Messagepar AUgustindercrois » 10 janv. 2007, 15:05

NB: lire en écoutant http://www.myspace.com/chateaumarmont : leur chanson"Bride Wore black": l'expérience la plus space depuis Woodstock

CHRONIQUES SPINOZIENNES (VI)

HYPERBOLE ET PARADOXE

Aurélien Prémant (devant une assiette translucide de colin léger, un petit verre de vin, sourire aux lèvres) :
- Cela faisait longtemps que je ne t’avais pas vu, cher Loulou. Je suis très heureux de ton retour parmi nous.
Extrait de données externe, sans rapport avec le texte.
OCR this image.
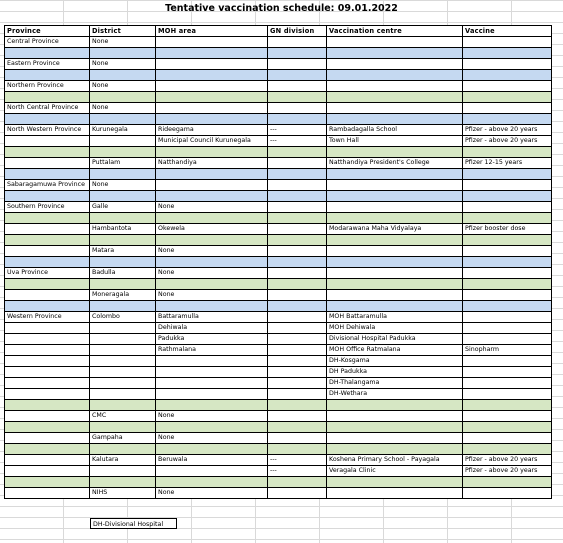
Tentative vaccination schedule: 09.01.2022
Province	District	MOH area	GN division	Vaccination centre	Vaccine
Central Province	None				

Eastern Province	None				

Northern Province	None				

North Central Province	None				

North Western Province	Kurunegala	Rideegama	---	Rambadagalla School	Pfizer - above 20 years
		Municipal Council Kurunegala	---	Town Hall	Pfizer - above 20 years

	Puttalam	Natthandiya		Natthandiya President's College	Pfizer 12-15 years

Sabaragamuwa Province	None				

Southern Province	Galle	None			

	Hambantota	Okewela		Modarawana Maha Vidyalaya	Pfizer booster dose

	Matara	None			

Uva Province	Badulla	None			

	Moneragala	None			

Western Province	Colombo	Battaramulla		MOH Battaramulla	
		Dehiwala		MOH Dehiwala	
		Padukka		Divisional Hospital Padukka	
		Rathmalana		MOH Office Ratmalana	Sinopharm
				DH-Kosgama	
				DH Padukka	
				DH-Thalangama	
				DH-Wethara	

	CMC	None			

	Gampaha	None			

	Kalutara	Beruwala	---	Koshena Primary School - Payagala	Pfizer - above 20 years
			---	Veragala Clinic	Pfizer - above 20 years

	NIHS	None			
DH-Divisional Hospital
Loulou Ferdinand Céline (devant une assiette de cœur de rumsteack sur lit de patates sautées au beurre) :
- Moi aussi. Retrouver comme ça Pautrat, tout bronzé, sourire aux lèvres, nous proposer les vœux les plus philosophiques qui soient… Pautrat : le physique de Tom Hanks, le cerveau d’Einstein.

Aurélien : - Vœux dénués de cette raillerie habituelle chez lui.

Loulou : - Qui souvent est mienne, et que je chéris tant…

Aurélien : - Il est vrai que les vœux dans leur formalisme, se vident de sens, et le philosophe se défie de l’absence de contenu.

Loulou : - Tu as vu ? Les Normaliens s’étaient débinés. On s’est retrouvés entre nous…. Les vieux, les zozos…

Aurélien : - Ceux qu’intéressent réellement l’éternité.

Loulou : - Indulgence pour ces jeunes potaches, qui pensent plus à l’agrég qu’autre chose, absorbés par la contrainte actuelle et éternelle qui consiste à devoir croûter…

Aurélien : - Que veux – tu, l’essence du monde, c’est le paradoxe…

Loulou : - L’oxymore…

Aurélien : - La contrainte interne que rien ne résout…

Loulou : - Penser le paradoxe, comme Diderot. Voilà peut – être la véritable filiation entre Diderot et Spinoza. Non pas ce matérialisme duquel le Français se réclame, non… Bien plutôt : la centralité de la contradiction, envisagée en tant que principe producteur.

Aurélien : - Toujours ce tamen…

Loulou : - Amen.

Aurélien : - Une affaire d’éternité et d’infinité.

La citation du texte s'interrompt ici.